Daniel Gilgoff has a very interesting column in USA Today on why the religious right must either support moderate John McCain for president or endure at least four years of Democrats who are worse on their issues than McCain.
I listen to a considerable amount of talk radio--not as much as I once did, but still a fair amount--and I try to mix it up to get a variety of opinions into my head. Call it putting my ear to the ground in multiple places. So, this means I not only listen to Rush Limbaugh, Glenn Beck, and Hugh Hewitt, but also more liberal programs from NPR like Diane Rehm and Day by Day. And, more to the point, I also listen to a little program called Point of View, a conservative talk show which broadcasts on hundreds of stations throughout the U.S. and on shortwave radio.
Point of View discusses current events, including politics, from an evangelical perspective. The variety of topics is remarkably wide-ranging, much more so that many other conservative talk radio programs. Some of the topics sound nutty to less evangelical conservatives (before the seventh Harry Potter book was out, POV spent a week bashing the series as "encouraging occultism," and every Halloween there are a host of books, CDs, and pamphlets against the holiday), but politics is where POV shines a light into the minds of evangelical voters.
That's why, even before reading Gilgoff's article, I wasn't the least bit surprised to hear how conservative Christians backed the more liberal Mike Huckabee over establishment guy Mitt Romney. It wasn't that these Christians like Huckabee's stances on immigration or foreign policy, but that they trusted Huckabee on the social issues most important to them over Romney or candidate-elect John McCain.
Gilgoff discusses the Herculean efforts of Nancy French, the Evangelicals for Mitt blog, to persuade evangelical Christians that it was acceptable (nay, preferable) to vote for a Mormon. French knew the job was an uphill battle, but it wasn't until the southern primaries that she knew the battle was lost.

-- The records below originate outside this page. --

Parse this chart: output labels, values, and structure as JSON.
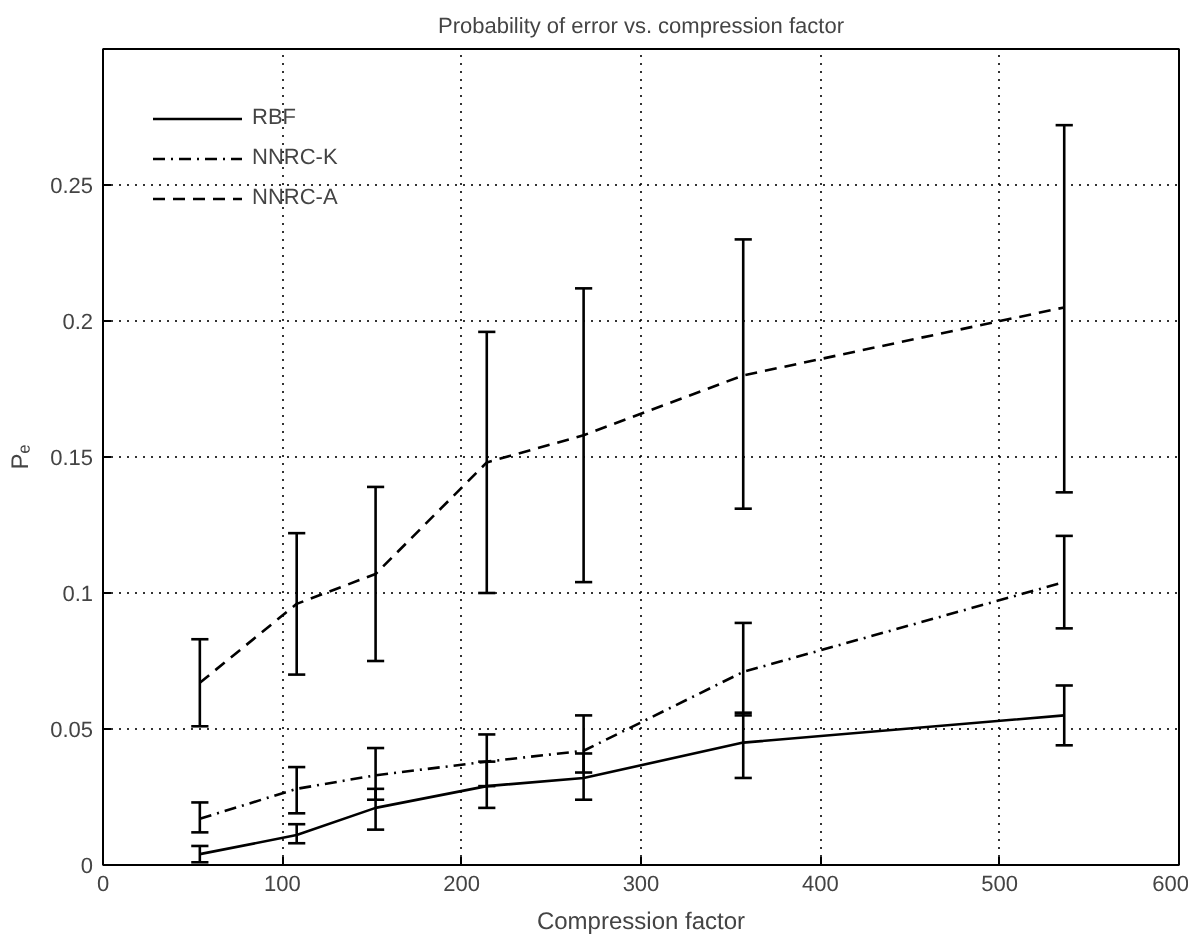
{
  "chart_data": {
    "type": "line",
    "title": "Probability of error vs. compression factor",
    "xlabel": "Compression factor",
    "ylabel": "Pₑ",
    "x": [
      54,
      108,
      152,
      214,
      268,
      357,
      536
    ],
    "xlim": [
      0,
      600
    ],
    "xticks": [
      0,
      100,
      200,
      300,
      400,
      500,
      600
    ],
    "ylim": [
      0,
      0.3
    ],
    "yticks": [
      0,
      0.05,
      0.1,
      0.15,
      0.2,
      0.25
    ],
    "grid": true,
    "legend": "top left",
    "marker": "none",
    "series": [
      {
        "name": "RBF",
        "color": "#000000",
        "line_style": "solid",
        "values": [
          0.004,
          0.011,
          0.021,
          0.029,
          0.032,
          0.045,
          0.055
        ],
        "errors": [
          [
            0.001,
            0.007
          ],
          [
            0.008,
            0.015
          ],
          [
            0.013,
            0.028
          ],
          [
            0.021,
            0.038
          ],
          [
            0.024,
            0.041
          ],
          [
            0.032,
            0.056
          ],
          [
            0.044,
            0.066
          ]
        ]
      },
      {
        "name": "NNRC-K",
        "color": "#000000",
        "line_style": "dashdot",
        "values": [
          0.017,
          0.028,
          0.033,
          0.038,
          0.042,
          0.071,
          0.104
        ],
        "errors": [
          [
            0.012,
            0.023
          ],
          [
            0.019,
            0.036
          ],
          [
            0.024,
            0.043
          ],
          [
            0.029,
            0.048
          ],
          [
            0.034,
            0.055
          ],
          [
            0.055,
            0.089
          ],
          [
            0.087,
            0.121
          ]
        ]
      },
      {
        "name": "NNRC-A",
        "color": "#000000",
        "line_style": "dashed",
        "values": [
          0.067,
          0.096,
          0.107,
          0.148,
          0.158,
          0.18,
          0.205
        ],
        "errors": [
          [
            0.051,
            0.083
          ],
          [
            0.07,
            0.122
          ],
          [
            0.075,
            0.139
          ],
          [
            0.1,
            0.196
          ],
          [
            0.104,
            0.212
          ],
          [
            0.131,
            0.23
          ],
          [
            0.137,
            0.272
          ]
        ]
      }
    ]
  }
}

Given how much hate mail French had received about Evangelicals for Mitt, she wasn't exactly shocked by Huckabee's wins. Instead, Romney's dramatic loss among evangelicals, whom he had been courting for more than a year, confirmed her fears about being able to change relatively few minds herself. For millions of evangelicals to be convinced that it was OK to support a Mormon, French concluded, high-profile Christian right leaders would have had to engage in a serious conversation about how faith should and shouldn't affect voting decisions.
"I would have loved for some Christian leaders to have said, 'We have a Mormon running for president and we have a Baptist preacher ... but who really reflects your values?' " she says. "Should you vote only for a Christian?" French is right. Such a conversation would have made it harder for Huckabee to ride evangelical support to so many early victories. And it might have helped Romney garner enough evangelical support to still be challenging McCain today.

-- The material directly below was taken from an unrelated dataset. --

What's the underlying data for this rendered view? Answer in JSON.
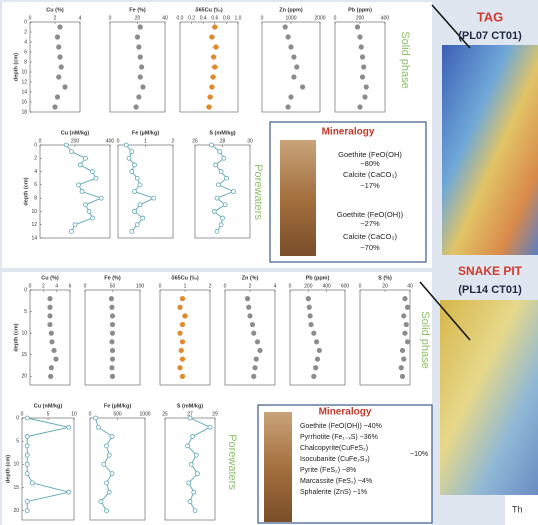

But the conversation never happened. Which helps explains why evangelicals are stuck with Huckabee, who has less than a third of McCain's delegates and needs more delegates than are currently available to win the nomination. Socially conservative evangelicals are now all but certain to have to endure McCain — who backs federally funded embryonic stem cell research, opposes a constitutional amendment to ban gay marriage, and famously denounced the Christian right as "agents of intolerance" — as the GOP nominee.
I've said before that John McCain wasn't my perfect candidate, but that he was close enough on the issues most important to me (the war in Iraq and judges). And I also can agree with McCain's federalist philosophy regarding things such as gay marriage (it's a state issue, one I've defended constantly for months).
Unfortunately, for many, Romney's ever-evolving conservatism wasn't the issue; his Mormonism was. I was always convinced that if Romney supporters didn't keep bringing up Mormonism, then it wouldn't have been an issue, but I'm willing to admit that I was wrong on that one. For many on the religious right, it was Romney's religion that bothered them most. I find that disturbing on multiple levels, but the worst part of the evangelicals is that this election is sure not to be about any of the social issues they care most about. And that was the choice they made by letting Romney's religion get in the way of their politics.